- Developer: MPS Labs
- Publisher: MicroProse
- Designer: Lawrence Schick
- Programmer: Jim Synoski
- Artist: Michael Haire
- Writers: Jeff Briggs Sandy Petersen Lawrence Schick
- Composer: Jeff Briggs
- Platform: MS-DOS
- Release: 1989
- Genres: Action, strategy
- Mode: Single-player

= Sword of the Samurai (1989 video game) =

1989 video game

Sword of the Samurai is an action and strategy video game developed and published by MicroProse in 1989 for MS-DOS. It includes role-playing, strategy, and action game elements based in feudal Japan. The player begins the game as a vassal samurai where the ultimate goal is to replace Oda Nobunaga as the daimyō responsible for reunifying Sengoku Japan.

Tommo purchased the rights to this game and digitally published it through its Retroism brand in 2015. The game was re-released in 2014 on Gog.com and Steam with support for Windows, macOS, and Linux.

==Gameplay==
The game begins by giving the player their choice of name, clan, and family specialty. Within the game, death is final and frequently risked. An early priority is establishing a family, which lets the player continue as the samurai's heir in the event of death or retirement. In the first two sections of the game, the player rises from a minor retainer to a more powerful lieutenant and then to daimyō over his entire clan. At each of these levels, the player competes to gain favor from his lord with three computer-controlled rivals who also seek to become first in favor and next in succession. Each samurai has several properties, including land holdings, army size, sword-fighting ability, and generalship. In keeping with the Bushidō theme of the game, army size and honor have the greatest influence over how the samurai are ranked.

A wide array of dishonorable actions are also possible. The player (and AI controlled characters) may kidnap and rescue family members, dishonor other samurai, or even assassinate their rivals or lord. Naturally, such behavior carries serious risk. The samurai performs these acts personally and risks capture or death. At minimum, exposure entails loss of honor and land and more serious offenses require ritual suicide (seppuku). A failed attempt on the life of the samurai's lord results in the extermination of his entire family, losing the game.

After becoming a daimyō, the game shifts to a wargame format, with the goal of conquering enough provinces to claim the title of shōgun. The player no longer wanders personally through a provincial map, but instead directs an army across the three lower Japanese islands. The player is able to direct his underlings to deal with any sword fight or melee minigames without loss of honor: the focus is on the size of the player's army and mastery of the battlefield tactics.

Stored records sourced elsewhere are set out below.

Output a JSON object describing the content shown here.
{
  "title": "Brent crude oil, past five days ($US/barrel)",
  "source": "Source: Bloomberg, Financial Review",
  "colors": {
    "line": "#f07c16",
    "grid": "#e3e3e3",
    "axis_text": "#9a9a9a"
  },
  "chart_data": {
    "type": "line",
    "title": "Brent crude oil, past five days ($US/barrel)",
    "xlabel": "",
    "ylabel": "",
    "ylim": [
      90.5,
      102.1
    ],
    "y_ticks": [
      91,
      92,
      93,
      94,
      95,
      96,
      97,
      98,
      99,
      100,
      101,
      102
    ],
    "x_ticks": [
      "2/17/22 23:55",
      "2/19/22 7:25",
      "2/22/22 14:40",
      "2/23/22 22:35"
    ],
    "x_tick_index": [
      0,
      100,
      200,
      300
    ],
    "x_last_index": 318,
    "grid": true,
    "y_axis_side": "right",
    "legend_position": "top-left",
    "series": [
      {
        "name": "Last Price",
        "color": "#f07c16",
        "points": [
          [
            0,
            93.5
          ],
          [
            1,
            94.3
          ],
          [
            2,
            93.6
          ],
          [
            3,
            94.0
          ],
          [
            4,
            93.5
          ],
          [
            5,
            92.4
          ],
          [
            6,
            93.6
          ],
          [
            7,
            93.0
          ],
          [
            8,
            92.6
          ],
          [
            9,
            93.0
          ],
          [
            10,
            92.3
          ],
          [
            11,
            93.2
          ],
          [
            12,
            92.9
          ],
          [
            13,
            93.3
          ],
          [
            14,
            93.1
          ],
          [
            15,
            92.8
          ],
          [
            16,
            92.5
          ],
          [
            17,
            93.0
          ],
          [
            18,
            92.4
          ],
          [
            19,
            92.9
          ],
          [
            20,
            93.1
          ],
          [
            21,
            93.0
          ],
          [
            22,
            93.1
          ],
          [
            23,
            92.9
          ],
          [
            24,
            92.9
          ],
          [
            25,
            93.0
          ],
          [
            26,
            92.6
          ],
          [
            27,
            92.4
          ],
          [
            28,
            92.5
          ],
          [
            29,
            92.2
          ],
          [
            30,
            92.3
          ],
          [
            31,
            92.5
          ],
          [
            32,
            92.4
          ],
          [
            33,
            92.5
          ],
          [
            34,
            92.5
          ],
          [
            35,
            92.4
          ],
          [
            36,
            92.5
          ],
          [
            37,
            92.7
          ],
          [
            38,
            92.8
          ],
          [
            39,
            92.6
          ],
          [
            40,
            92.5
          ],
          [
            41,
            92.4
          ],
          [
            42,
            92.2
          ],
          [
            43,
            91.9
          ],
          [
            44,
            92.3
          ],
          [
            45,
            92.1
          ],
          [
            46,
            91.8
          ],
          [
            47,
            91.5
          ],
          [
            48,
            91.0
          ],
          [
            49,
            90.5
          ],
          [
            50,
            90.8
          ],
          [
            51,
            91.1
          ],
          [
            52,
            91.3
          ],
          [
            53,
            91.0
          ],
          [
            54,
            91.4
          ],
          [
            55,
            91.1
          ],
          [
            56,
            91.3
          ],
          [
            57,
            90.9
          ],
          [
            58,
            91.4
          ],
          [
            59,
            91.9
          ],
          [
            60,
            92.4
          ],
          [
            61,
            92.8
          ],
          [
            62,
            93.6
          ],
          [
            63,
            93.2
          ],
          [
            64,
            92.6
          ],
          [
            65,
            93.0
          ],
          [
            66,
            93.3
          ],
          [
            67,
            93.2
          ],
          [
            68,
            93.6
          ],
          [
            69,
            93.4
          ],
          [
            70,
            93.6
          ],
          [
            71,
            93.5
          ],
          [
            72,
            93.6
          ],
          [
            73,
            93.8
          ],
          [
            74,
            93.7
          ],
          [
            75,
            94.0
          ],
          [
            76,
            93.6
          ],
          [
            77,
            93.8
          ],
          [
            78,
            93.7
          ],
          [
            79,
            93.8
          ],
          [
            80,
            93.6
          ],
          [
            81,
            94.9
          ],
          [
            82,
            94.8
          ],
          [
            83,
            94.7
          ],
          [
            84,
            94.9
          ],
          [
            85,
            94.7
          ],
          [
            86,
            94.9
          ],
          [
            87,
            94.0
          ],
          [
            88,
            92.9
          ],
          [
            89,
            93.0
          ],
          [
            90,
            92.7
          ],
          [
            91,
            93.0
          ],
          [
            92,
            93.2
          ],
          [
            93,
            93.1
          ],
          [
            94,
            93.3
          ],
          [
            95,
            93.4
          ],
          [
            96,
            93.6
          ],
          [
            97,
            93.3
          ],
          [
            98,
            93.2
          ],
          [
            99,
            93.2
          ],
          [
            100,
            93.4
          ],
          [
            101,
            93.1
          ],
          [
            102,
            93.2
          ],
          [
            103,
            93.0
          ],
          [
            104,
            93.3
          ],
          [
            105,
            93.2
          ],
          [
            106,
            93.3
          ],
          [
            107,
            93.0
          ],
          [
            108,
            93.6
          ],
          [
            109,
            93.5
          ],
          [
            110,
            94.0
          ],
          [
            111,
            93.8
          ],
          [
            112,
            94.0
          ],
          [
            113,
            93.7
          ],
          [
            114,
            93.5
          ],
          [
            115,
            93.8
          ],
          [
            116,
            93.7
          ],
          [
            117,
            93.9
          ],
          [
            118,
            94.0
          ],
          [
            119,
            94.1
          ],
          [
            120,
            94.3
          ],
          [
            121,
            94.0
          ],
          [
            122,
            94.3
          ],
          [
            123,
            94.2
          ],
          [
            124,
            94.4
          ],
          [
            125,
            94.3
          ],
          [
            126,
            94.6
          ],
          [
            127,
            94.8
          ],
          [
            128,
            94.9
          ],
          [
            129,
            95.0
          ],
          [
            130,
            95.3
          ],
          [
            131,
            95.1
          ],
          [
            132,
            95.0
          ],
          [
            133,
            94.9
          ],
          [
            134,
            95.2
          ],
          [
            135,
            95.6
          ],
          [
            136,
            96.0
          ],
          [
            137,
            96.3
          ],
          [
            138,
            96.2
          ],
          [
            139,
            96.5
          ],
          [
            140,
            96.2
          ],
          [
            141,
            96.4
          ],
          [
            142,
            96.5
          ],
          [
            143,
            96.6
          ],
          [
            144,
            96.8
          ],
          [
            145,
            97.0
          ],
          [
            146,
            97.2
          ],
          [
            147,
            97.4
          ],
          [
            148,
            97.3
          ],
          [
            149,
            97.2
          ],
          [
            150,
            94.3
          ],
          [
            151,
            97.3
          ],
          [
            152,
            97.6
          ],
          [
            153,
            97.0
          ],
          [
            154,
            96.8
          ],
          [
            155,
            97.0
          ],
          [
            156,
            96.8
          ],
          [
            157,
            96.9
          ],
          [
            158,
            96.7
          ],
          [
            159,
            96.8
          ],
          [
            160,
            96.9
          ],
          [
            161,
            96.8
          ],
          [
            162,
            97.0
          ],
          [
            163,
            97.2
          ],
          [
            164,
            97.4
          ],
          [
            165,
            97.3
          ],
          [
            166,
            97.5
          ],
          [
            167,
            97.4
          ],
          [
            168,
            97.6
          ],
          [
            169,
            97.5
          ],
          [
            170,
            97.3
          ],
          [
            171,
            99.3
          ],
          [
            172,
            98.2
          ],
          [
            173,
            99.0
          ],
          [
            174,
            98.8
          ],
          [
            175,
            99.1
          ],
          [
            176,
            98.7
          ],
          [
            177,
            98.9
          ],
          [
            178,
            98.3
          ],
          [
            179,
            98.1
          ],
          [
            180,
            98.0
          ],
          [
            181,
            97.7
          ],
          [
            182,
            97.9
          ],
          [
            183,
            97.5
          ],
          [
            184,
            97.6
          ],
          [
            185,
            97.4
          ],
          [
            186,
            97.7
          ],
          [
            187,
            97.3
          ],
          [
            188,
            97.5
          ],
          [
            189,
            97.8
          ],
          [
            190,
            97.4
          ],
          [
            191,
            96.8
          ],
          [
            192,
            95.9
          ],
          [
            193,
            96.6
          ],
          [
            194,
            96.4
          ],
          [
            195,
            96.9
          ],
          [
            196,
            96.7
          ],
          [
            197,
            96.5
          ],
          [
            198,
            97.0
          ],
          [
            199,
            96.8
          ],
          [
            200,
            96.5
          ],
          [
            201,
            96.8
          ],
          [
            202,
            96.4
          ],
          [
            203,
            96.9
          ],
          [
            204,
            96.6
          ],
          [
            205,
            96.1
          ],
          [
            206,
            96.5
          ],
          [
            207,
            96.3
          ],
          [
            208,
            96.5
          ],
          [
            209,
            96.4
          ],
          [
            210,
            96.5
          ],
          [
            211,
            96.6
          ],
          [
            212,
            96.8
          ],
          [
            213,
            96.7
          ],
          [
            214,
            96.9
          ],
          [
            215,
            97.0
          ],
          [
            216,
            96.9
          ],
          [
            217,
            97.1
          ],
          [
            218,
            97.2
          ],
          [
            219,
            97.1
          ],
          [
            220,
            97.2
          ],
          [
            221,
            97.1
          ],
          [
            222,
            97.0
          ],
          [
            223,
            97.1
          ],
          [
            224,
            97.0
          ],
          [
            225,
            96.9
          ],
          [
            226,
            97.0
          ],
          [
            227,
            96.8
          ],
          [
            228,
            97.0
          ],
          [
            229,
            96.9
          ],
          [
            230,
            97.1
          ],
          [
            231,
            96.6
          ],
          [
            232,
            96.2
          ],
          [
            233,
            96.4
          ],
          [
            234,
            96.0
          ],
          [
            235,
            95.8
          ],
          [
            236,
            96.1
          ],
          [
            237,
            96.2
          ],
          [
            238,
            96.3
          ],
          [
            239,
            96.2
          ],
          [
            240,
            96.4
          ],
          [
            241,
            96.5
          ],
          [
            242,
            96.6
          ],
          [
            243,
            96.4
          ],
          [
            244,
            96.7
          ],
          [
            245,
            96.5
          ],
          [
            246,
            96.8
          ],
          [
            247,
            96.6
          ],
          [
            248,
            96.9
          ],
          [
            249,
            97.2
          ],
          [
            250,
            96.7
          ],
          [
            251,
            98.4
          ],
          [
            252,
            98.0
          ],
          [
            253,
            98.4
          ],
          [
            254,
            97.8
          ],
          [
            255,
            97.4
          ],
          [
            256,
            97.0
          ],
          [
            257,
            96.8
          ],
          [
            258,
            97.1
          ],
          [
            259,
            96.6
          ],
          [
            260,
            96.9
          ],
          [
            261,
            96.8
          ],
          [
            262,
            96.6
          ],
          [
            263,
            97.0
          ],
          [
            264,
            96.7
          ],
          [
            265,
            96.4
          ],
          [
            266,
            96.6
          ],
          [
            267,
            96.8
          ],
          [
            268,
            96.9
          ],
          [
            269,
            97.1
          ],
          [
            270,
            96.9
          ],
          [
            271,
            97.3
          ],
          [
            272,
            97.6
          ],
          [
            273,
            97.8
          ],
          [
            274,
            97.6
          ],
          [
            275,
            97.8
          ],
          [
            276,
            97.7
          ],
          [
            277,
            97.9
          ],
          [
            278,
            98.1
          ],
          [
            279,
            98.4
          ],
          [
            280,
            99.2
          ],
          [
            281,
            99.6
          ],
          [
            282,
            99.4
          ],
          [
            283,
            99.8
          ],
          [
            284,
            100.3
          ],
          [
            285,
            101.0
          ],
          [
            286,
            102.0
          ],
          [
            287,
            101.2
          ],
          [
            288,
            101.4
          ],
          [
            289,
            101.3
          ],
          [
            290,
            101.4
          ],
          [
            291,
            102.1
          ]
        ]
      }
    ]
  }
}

After winning the game, the player is given a final summary of the future of his dynasty. Depending on various factors such as the victor's honor and the presence of an adult heir, the length of the dynasty could range from hundreds of years (like the Tokugawa shogunate) to a quick dissolution after the shōgun's death (as occurred with Oda Nobunaga and Toyotomi Hideyoshi).

==Development==
MicroProse designers Sid Arnold and Lawrence Schick began development of Sword of the Samurai in late 1987, after the success of the company's first role-playing adventure game Sid Meier's Pirates!. They chose to set it during the Sengoku period because the era's chaos made it possible for samurai to gain great power regardless of background, and gave players the goal of uniting the country and becoming shōgun. MicroProse co-owner Sid Meier helped develop the NPCs' artificial intelligence and the dueling.

==Reception==
In the February–March 1990 issue of Games International, Brian Walker was disappointed in this game, commenting that although the outside of the box had promised "'a role-playing action-adventure simulation' [...] it is none of these things." Although he found combat quite easy and even fun, it failed to advance in challenge as he worked his way through the game. He wrote of the arcade-style combats, "they soon pale as you continuously fight the same opponents in the same locations." He did like the graphics, which he called "superb and offer a real flavour of Japan". He also called the system for fighting strategic army battles "the most innovative parts of the game", and he enjoyed the beautifully detailed glossy manual. However, the "less than cerebral arcade sequences" led Walker to give the game a poor rating of 5 out of 10, although he did give the graphics an excellent rating of 9 out of 10.

Jim Trunzo reviewed Sword of the Samurai for White Wolf #20, rating it 4 out of 5 overall, and stated that "Sword of the Samurai is one of the most complete programs designed. Virtually all aspects of the period of the genre are covered. The storyline is complete and effectively mixes warfare, domestic concerns, and political matters."

In 1990, Computer Gaming World stated that Sword of the Samurai "offers even more than its spiritual ancestor, Pirates!". It praised the graphics, soundtrack, and many choices during gameplay. Later that year and in 1993, the magazine gave it four stars out of five, saying the game did not sell as well as Pirates! despite "near perfect" gameplay and historical accuracy.